Mit Urteil vom 16.12.2008 hat das Verwaltungsgericht Neustadt an der Weinstrasse (5 K 938/08.NW) einen Kostenbescheid für die Unterbringung sichergestellter Hunde über knapp 14.000,00 EUR sowie den diesbezüglichen Widerspruchsbescheid aufgehoben.

Der Entscheidung lag (vereinfacht) folgender Sachverhalt zugrunde:

Wegen des Verdachts, eine American-Staffordshire-Terrier-Hündin unerlaubt aus dem Ausland eingeführt zu haben, wurde diese nebst dreier Welpen dem Halter im September 2006 auf Grundlage eines Durchsuchungs- und Beschlagnahmebeschlusses des zuständigen Amtsgerichts weggenommen. Das Strafverfahren wurde allerdings nach einigen Wochen eingestellt, weil ein Verstoß gegen das HundVerbrEinfG nicht nachgewiesen werden konnte. Die Staatsanwaltschaft gab die Mutterhündin daraufhin aus der Beschlagnahme frei und die zuständige Ordnungsbehörde ordnete sodann im Dezember 2006 die Sicherstellung sämtlicher vier Hunde, die sich nach wie vor im Tierheim befanden, an. Gegen die Sicherstellung wurde seitens des Hundehalters Widerspruch erhoben und ein erfolgreiches Eilverfahren vor dem Verwaltungsgericht Neustadt an der Weinstrasse (5 L 674/07.NW) eingeleitet, wonach die Stadt die Hunde am 06.07.2007 an den Hundehalter herausgab. Gegen den stattgebenden Beschluß des Verwaltungsgerichts legte die Stadt nun ihrerseits erfolgreich Beschwerde zum Oberverwaltungsgericht in Koblenz ein, welches mit Beschluß vom 19.09.2007 (7 B 10766/07.OVG) – entgegen der Auffassung der 1. Instanz – u.a. davon ausging, daß es sich bei den Hunden wohl um Mischlinge der Rasse American-Staffordshire-Terrier handele. Der Hundehalter hatte seine Tiere allerdings bereits am 01.09.2007 an einen Dritten in einem anderen Bundesland verschenkt.
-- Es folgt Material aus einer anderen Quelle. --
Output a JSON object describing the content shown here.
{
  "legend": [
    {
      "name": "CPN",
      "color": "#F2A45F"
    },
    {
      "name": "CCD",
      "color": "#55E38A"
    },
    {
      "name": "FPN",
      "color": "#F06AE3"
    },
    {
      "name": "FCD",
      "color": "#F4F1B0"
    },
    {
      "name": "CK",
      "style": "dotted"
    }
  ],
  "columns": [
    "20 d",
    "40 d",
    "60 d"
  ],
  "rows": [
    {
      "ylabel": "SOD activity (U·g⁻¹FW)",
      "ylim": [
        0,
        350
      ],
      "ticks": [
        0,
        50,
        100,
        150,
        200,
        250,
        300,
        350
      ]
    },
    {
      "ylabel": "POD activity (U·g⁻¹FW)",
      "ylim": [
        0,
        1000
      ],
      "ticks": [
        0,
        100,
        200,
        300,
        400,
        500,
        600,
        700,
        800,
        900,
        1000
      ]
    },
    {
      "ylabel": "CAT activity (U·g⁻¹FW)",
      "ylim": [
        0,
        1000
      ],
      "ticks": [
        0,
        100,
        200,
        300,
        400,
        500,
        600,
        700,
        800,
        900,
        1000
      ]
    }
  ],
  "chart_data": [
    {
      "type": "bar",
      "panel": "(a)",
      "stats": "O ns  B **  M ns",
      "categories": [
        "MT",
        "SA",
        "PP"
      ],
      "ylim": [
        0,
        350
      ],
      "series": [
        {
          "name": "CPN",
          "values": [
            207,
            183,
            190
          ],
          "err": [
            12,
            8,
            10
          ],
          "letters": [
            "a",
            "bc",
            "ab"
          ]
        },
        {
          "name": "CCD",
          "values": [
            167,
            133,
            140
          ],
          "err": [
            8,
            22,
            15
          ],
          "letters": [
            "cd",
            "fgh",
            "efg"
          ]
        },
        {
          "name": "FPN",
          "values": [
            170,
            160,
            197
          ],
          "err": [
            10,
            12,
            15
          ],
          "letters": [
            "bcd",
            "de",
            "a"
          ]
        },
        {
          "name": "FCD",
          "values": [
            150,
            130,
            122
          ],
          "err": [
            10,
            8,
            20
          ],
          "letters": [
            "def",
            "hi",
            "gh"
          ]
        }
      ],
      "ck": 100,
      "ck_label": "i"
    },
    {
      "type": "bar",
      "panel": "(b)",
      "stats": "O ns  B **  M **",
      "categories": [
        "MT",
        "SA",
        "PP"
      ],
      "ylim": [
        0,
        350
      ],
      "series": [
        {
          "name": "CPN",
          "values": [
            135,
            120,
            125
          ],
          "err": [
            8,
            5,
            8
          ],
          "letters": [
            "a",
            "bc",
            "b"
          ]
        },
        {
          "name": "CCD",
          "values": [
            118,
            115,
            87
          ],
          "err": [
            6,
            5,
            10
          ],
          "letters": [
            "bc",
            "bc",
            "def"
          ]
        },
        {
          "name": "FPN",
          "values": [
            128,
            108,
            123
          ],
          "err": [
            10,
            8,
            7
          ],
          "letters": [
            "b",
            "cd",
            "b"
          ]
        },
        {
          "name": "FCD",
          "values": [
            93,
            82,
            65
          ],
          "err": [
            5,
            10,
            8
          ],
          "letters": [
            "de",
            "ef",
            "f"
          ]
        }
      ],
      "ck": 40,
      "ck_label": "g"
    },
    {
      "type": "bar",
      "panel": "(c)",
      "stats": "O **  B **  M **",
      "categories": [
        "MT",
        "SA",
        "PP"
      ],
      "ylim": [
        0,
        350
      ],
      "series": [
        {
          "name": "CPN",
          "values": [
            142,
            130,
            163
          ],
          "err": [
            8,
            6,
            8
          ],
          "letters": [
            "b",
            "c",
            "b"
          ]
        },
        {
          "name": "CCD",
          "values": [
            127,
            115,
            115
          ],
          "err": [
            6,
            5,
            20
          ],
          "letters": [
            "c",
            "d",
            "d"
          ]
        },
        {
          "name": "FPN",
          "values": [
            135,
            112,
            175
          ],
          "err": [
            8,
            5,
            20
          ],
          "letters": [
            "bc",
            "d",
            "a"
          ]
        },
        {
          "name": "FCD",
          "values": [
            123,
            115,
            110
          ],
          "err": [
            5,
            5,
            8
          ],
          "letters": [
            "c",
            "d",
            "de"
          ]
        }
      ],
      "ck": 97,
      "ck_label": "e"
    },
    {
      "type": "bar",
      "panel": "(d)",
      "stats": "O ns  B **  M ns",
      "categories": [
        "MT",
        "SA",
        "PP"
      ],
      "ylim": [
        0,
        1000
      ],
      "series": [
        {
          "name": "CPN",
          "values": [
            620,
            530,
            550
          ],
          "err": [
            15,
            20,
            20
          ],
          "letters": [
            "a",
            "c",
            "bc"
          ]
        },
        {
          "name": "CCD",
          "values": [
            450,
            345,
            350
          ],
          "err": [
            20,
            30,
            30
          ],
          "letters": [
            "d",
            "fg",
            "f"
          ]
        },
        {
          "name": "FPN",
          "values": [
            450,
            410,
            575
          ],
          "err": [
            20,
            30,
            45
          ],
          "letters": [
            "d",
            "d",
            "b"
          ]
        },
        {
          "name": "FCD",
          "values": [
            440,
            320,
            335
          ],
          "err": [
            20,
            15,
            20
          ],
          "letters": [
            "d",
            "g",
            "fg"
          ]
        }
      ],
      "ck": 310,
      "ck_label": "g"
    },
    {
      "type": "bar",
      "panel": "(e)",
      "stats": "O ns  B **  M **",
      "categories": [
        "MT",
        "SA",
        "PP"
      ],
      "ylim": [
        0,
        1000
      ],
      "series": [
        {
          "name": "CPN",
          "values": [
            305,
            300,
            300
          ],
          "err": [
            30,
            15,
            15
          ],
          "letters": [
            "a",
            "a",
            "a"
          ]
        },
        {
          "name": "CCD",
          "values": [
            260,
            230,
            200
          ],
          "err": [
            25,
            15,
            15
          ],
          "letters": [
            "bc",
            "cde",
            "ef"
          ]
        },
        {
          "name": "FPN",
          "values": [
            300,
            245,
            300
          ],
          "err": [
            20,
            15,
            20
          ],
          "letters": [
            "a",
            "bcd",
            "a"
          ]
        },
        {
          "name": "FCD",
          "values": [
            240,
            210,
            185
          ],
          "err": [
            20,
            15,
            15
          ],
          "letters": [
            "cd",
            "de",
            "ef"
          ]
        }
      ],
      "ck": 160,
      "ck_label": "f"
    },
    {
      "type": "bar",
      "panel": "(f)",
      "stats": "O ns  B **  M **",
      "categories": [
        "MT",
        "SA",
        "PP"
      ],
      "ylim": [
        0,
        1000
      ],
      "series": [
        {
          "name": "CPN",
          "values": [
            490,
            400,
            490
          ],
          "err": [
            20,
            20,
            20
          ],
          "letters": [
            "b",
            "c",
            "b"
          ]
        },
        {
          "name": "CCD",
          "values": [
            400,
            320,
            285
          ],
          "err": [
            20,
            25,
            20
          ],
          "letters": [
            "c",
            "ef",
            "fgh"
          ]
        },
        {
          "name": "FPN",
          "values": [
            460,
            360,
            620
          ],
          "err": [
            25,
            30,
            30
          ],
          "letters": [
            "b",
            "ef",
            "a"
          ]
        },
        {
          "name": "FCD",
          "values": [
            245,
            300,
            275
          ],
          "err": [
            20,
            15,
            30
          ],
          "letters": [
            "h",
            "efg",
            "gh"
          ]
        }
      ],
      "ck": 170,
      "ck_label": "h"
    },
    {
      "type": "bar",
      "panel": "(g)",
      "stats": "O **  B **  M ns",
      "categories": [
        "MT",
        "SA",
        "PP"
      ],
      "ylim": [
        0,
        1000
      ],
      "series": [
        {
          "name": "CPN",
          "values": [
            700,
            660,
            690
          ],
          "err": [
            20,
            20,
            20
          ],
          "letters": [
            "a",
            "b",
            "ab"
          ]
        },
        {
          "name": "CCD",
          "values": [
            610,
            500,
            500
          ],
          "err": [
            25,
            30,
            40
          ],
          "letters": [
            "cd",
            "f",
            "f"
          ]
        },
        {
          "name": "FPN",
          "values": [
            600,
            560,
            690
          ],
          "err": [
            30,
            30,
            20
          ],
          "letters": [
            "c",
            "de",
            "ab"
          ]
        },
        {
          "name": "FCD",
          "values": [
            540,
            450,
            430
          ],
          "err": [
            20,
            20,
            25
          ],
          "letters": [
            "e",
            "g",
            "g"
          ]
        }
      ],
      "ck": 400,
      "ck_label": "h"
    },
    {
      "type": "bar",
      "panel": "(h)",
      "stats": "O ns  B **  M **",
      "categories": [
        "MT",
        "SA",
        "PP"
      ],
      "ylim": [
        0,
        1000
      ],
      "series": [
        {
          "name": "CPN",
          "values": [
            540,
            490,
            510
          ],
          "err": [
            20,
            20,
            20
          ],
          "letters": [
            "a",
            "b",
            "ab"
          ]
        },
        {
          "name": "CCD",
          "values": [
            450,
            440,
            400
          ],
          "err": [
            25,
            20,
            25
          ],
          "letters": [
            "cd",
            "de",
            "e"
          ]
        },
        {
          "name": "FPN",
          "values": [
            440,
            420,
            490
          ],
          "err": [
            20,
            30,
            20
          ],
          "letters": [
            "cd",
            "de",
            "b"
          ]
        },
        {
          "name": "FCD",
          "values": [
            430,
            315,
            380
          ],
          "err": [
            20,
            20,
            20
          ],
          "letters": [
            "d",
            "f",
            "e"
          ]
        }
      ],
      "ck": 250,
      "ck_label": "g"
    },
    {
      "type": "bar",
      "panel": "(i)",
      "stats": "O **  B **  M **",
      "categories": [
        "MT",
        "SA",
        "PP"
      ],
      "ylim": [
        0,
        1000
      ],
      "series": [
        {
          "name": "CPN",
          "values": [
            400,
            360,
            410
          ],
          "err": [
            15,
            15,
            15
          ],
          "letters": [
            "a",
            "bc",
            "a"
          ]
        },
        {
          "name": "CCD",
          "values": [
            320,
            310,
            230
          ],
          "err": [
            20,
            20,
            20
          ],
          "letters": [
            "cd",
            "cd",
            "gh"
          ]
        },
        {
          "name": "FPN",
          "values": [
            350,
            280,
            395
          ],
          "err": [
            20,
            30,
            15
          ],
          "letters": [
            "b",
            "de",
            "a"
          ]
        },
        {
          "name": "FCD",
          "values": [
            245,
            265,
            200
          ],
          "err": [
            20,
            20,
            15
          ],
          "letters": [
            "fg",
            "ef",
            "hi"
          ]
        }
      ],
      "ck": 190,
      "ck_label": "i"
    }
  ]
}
Die Stadt forderte nunmehr mit o.g. Kostenbescheid knapp 14.000,00 EUR für die Unterbringung der vier Hunde im Tierheim für die Zeit von der Sicherstellung bis zur Herausgabe. Die dagegen gerichtete Klage des Hundehalters war erfolgreich. Denn im Ergebnis folgte die Kammer der Auffassung des Klägers, daß eine Inanspruchnahme auf die Kosten der Sicherstellung und Verwahrung eine rechtmäßige Sicherstellungsanordnung erfordere. Eine solche setze allerdings voraus, daß von der sicherzustellenden Sache eine gegenwärtige Gefahr ausgehe (§ 22 Nr. 1 POG RP). Dies sei indes auch bei American-Staffordshire-Terriern nur aufgrund der Rasse nicht der Fall, da nach der Rechtsprechung des BVerwG (Urteil vom 03.07.2002 [BVerwGE 116, 355], Urteil vom 28.06.2004 [6 C 21.03 und 22.03]) nur ein Gefahrenverdacht bestehe, daß von dieser Hunderasse ein genetisch bedingtes übersteigertes Aggressionsverhalten ausginge. Mangels gegenwärtiger Gefahr sei die Sicherstellungsanordnung daher rechtswidrig. Darüber hinaus hätten vor der sofortigen Sicherstellung auch andere Maßnahmen nach dem LHundG RP geprüft werden müssen, was unverhältnismäßigerweise nicht geschehen sei.

Das Urteil des Verwaltungsgerichts ist noch mit dem Antrag auf Zulassung der Berufung angreifbar und daher noch nicht rechtskräftig.